Rivayet odur ki, Hazret-i Âdem Aleyhisselâm Hindistan’ın Serendib Adasına (Seylan veya Sri Lanka) indirilmiştir. Sri Lanka, “yeryüzü cenneti” olarak da tavsif edilmiştir. Hazret-i Havva Annemiz ise Arabistan’ın Cidde bölgesine indirilmiştir. Aralarındaki mesafe, 4777 km olarak bulunmuştur. Buluşmaları, dünyaya indirilişlerinden tam 200 sene sonra, Mekke’nin 20 kilometre uzaklığındaki Arafat’ta bulunan Rahmet Dağı’nda (Cebelü’r-rahme) gerçekleşmiştir. 

Ayet meâli: “Sonra Rabbi onu seçkin kıldı; tövbesini kabul etti ve doğru yola yöneltti.”(Ta’ha, 20/122).

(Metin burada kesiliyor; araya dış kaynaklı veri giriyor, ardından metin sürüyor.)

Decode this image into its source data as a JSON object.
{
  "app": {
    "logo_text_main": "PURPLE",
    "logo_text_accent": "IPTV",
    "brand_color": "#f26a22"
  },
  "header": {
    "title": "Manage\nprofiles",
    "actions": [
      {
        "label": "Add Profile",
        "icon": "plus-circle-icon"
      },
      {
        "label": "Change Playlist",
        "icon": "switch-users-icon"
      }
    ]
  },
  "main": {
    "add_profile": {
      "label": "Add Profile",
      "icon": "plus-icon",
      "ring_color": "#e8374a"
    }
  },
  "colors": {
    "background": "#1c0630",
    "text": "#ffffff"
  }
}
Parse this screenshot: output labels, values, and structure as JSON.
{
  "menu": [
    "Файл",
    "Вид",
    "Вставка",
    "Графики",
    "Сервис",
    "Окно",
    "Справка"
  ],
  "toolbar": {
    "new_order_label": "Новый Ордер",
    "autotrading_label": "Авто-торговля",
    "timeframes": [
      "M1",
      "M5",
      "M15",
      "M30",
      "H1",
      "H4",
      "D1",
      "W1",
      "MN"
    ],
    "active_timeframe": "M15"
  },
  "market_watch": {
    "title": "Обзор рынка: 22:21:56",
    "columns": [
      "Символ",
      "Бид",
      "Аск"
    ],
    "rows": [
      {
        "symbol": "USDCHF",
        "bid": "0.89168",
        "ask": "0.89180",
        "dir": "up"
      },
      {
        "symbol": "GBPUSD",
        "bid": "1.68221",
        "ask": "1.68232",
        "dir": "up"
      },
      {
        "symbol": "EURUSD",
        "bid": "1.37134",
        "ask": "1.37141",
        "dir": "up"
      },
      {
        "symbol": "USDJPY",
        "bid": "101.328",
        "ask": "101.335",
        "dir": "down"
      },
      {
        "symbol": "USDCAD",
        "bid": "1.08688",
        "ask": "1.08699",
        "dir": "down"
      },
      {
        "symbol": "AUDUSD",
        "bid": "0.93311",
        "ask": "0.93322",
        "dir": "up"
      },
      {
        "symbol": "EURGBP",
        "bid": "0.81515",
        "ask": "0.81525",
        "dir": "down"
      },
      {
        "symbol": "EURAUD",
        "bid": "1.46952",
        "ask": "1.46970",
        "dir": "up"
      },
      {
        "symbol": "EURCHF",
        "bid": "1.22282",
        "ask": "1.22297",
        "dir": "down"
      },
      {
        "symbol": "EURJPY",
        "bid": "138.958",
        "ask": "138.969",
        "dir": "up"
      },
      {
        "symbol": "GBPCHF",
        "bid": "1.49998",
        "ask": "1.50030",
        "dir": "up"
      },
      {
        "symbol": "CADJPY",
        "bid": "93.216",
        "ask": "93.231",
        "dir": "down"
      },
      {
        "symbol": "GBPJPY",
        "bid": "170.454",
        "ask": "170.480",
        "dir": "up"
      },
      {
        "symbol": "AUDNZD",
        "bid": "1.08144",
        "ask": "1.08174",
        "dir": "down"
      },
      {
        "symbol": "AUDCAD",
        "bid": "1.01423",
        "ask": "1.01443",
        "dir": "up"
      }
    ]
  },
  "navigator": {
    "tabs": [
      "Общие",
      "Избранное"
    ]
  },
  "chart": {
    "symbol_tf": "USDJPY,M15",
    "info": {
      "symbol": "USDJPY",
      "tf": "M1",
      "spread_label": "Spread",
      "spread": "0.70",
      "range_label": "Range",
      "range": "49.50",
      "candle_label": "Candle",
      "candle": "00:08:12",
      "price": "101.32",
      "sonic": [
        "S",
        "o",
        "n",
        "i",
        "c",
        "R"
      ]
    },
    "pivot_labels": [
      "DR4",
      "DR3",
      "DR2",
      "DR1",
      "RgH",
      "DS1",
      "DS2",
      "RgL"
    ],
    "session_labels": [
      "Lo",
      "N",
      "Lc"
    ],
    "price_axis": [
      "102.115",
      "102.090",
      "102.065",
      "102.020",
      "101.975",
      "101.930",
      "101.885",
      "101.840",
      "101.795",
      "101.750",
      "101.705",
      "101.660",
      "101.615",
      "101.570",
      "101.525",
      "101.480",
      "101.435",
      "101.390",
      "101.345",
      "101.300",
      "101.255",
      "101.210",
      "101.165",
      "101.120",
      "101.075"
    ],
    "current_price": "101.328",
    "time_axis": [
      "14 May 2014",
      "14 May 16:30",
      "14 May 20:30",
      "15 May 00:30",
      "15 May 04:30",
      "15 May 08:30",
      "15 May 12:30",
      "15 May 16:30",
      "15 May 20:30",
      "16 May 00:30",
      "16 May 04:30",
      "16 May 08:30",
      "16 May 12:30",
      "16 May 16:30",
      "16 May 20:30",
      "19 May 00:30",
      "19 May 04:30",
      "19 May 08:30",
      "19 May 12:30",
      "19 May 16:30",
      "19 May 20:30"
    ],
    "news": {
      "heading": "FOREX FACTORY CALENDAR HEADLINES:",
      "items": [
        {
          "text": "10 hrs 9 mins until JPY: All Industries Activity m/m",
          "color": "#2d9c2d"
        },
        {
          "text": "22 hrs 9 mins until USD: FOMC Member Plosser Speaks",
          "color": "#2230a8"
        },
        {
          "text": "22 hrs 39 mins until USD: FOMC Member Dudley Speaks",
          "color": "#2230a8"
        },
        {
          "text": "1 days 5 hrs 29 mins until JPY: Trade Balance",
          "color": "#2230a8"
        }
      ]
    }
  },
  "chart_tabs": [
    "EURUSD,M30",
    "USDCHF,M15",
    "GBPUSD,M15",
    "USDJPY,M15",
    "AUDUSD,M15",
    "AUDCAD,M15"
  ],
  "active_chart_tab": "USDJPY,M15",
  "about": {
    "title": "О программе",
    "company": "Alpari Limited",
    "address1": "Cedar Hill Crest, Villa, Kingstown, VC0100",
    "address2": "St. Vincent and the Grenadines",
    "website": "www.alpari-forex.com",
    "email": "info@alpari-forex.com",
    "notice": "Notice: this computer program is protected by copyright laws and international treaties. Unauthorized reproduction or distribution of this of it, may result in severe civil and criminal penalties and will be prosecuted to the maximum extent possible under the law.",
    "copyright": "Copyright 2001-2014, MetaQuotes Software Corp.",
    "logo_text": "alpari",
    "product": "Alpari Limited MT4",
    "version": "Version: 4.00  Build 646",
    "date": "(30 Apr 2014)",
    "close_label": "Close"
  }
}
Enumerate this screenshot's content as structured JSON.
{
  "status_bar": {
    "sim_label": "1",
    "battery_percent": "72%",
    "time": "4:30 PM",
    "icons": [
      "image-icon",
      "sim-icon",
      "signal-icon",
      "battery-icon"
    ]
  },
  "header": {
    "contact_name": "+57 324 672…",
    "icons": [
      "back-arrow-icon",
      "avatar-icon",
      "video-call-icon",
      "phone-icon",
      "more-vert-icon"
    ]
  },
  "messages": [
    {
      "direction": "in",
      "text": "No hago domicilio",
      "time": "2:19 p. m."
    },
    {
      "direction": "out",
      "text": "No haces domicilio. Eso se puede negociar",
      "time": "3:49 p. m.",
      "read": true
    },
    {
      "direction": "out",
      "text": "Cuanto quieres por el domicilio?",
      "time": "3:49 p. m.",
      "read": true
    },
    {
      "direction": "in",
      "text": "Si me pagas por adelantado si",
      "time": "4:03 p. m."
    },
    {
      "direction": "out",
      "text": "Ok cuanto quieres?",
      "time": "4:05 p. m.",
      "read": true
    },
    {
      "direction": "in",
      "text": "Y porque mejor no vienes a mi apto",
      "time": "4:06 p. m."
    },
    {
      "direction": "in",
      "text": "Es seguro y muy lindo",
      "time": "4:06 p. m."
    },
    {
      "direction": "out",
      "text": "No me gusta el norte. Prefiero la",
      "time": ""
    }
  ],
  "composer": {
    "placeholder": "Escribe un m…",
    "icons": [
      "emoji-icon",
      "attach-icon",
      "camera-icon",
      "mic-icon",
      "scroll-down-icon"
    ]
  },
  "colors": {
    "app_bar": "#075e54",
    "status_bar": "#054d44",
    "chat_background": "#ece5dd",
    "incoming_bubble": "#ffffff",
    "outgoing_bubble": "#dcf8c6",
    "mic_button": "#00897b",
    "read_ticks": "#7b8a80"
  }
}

Not: Hazret-i Mehdî Aleyhisselâm, seçilmişlerdendir… Üstad Necip Fazıl’ın İBDA Mimarı’na hitabı: “Sana zevk duyacağın bir şey

söyleyeceğim: BELKİDE KAYDEDİLMİŞLERDENSİN. Seni kaydetmişlerdir... Sözüme dikkat et!”(1)
Notun notu: Üstad Necip Fazıl’ın Büyük Doğu Marşı’ndan bir kıta:

“Allahın seçtiği kurtulmuş millet!
Güneşten başını göklere yükselt!
Avlanır, kim sana atarsa kement,
Ezel kuşatılmaz, çevrilmez ebet.(2)

Güneşten baş ve onun göklere yükseltilmesi!.. Tedaisi, İBDA Mimarı’nın Furkan -Lûgat-ı Salihûn- isimli eserinden: “Şems: Güneş: 400… Kayser: Eski Roma ve Bizans imparatorlarının lakabı: 400… Münşî: İnşa eden. Yapısı, üslûbu güzel olan. İyi nesir yazan, kâtib: 400... Mus’ır: Sıkıcı, sıkan: 400… Kırk: Soy, nesil: 400.”(3)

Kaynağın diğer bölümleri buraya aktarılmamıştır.